Le blocus économique que les États Unis imposent à Cuba depuis déjà presque un demi siècle est condamné chaque année par l’immense majorité des 192 pays membres de l’ONU. Le gouvernement de cette nation, > la plus puissante du monde, devrait donc se demander sérieusement pourquoi tous ces pays prennent, une année après l’autre, le risque de manifester ainsi leur opposition à sa politique. En 2008, ce sont 185 pays qui ont voté contre le maintient du blocus, et seulement 3 ont voté en sa faveur, en comptant les propres États-Unis.
Cuba a de nouveau informé cette année des raisons socio- économiques, morales et éthiques qui l’obligent à exiger, une fois de plus, que soit mis fin au blocus économique, commercial et financier.
Tout le monde peut avoir accès à ce rapport s’il veut connaître la vérité.
Il y est indiqué que les dommages directs causés par ce blocus depuis le début de son application représentent plus de 96 milliards de dollars de pertes économiques, mais qu’en fait, en ajustant les prix à la valeur actuelle du dollar nord-américain, ces pertes peuvent être évaluées à plus de 236 milliards de dollars.
Il s’agit là de froides données numériques, mais en réalité, il faut tenir compte d’autres conséquences comme la perte de nombreuses vies qui auraient pu être sauvées et l’impossibilité d’acquérir de nombreuses ressources matérielles.
Cette guerre criminelle frappe également les citoyens nord-américains car il leur est refusé de commercer avec Cuba, ou de profiter de produits ou de services cubains peu onéreux, d’avoir accès à certaines thérapeutiques cubaines exclusives ou de passer des vacances saines dans l’un des pays les plus chaleureux, tranquilles et paisibles du monde entier.

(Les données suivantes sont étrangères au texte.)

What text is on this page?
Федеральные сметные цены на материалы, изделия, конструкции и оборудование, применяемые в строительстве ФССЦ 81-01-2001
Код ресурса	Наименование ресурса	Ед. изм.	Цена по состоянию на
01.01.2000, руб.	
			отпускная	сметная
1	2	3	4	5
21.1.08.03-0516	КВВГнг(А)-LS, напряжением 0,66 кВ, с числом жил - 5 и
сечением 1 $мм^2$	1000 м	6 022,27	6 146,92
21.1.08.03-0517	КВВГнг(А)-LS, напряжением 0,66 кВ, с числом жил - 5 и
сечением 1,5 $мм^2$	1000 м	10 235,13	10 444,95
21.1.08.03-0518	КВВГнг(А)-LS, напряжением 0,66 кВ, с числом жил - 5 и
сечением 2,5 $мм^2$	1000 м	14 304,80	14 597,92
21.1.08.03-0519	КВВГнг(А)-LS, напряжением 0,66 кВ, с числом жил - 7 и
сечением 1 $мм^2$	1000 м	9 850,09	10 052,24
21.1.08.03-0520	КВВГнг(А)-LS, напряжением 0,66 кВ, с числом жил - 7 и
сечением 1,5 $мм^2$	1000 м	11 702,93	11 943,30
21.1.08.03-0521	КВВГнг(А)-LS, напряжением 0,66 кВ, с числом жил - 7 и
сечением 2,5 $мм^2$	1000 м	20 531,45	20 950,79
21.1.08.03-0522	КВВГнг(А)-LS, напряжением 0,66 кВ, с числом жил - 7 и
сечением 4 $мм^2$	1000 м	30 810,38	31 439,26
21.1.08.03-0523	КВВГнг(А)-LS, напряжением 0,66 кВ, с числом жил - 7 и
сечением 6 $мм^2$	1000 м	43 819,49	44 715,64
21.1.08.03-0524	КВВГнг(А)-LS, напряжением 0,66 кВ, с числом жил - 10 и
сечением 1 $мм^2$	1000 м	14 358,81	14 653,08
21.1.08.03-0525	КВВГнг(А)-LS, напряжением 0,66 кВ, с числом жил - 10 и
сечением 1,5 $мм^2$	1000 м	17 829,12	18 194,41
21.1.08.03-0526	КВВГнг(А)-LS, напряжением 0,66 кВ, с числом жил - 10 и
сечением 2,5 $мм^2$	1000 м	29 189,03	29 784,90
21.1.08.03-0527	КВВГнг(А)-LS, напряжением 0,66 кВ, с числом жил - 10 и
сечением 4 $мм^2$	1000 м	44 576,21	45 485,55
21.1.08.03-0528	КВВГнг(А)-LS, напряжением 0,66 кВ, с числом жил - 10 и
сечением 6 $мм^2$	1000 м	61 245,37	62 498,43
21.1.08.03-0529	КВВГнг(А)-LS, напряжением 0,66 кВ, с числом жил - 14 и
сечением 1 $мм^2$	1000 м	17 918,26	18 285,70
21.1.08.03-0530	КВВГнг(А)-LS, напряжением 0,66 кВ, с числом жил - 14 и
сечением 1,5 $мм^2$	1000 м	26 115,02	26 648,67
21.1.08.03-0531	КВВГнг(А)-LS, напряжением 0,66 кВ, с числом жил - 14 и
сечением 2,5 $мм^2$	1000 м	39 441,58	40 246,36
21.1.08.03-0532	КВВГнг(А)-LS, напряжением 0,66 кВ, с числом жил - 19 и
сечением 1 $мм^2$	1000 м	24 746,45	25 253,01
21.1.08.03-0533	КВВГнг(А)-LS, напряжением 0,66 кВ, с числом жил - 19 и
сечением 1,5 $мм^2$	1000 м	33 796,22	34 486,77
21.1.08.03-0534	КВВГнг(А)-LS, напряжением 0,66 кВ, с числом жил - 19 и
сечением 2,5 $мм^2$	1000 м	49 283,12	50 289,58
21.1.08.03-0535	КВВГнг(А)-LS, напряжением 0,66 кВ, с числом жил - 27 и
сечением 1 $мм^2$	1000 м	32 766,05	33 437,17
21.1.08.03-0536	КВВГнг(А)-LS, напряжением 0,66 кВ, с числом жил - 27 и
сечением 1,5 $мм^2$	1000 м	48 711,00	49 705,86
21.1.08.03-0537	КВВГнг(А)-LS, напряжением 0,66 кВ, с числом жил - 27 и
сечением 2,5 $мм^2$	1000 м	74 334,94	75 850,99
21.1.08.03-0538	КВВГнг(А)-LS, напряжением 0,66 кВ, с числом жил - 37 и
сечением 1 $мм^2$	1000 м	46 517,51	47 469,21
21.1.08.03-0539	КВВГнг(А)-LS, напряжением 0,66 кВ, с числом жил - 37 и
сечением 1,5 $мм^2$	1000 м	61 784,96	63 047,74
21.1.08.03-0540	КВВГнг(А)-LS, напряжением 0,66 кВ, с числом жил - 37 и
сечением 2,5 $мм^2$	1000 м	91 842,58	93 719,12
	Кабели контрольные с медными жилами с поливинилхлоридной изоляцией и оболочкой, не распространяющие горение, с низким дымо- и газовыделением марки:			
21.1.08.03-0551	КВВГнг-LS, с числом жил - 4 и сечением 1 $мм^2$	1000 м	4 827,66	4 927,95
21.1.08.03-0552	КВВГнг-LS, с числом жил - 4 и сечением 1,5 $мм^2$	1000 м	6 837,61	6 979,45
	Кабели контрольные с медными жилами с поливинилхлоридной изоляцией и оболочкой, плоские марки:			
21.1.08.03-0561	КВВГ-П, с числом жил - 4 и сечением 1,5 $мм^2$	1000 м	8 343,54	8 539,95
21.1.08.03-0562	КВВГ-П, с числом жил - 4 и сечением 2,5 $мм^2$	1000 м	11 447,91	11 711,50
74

Il est clair que cette politique anti-cubaine est le pilier de l’ « industrie » de la contre-révolution, dont le blocus n’est qu’un des aspects. Il fournit l’occasion de payer grassement certains personnages de la mafia annexionniste installée à Miami en utilisant pour cela des fonds versés par les contribuables nord-américains.
Obama a éliminé quelques unes des restrictions les plus impopulaires imposées aux cubains résidant aux États-Unis, décidées par son antécesseur Bush, en relation avec la possibilité de voyager à Cuba ou d’y envoyer des aides monétaires aux membres de leurs familles qui y résident. Mais les restrictions se maintiennent pour les cubains résidant aux États-Unis qui n’ont plus aucune famille dans l’île antillaise.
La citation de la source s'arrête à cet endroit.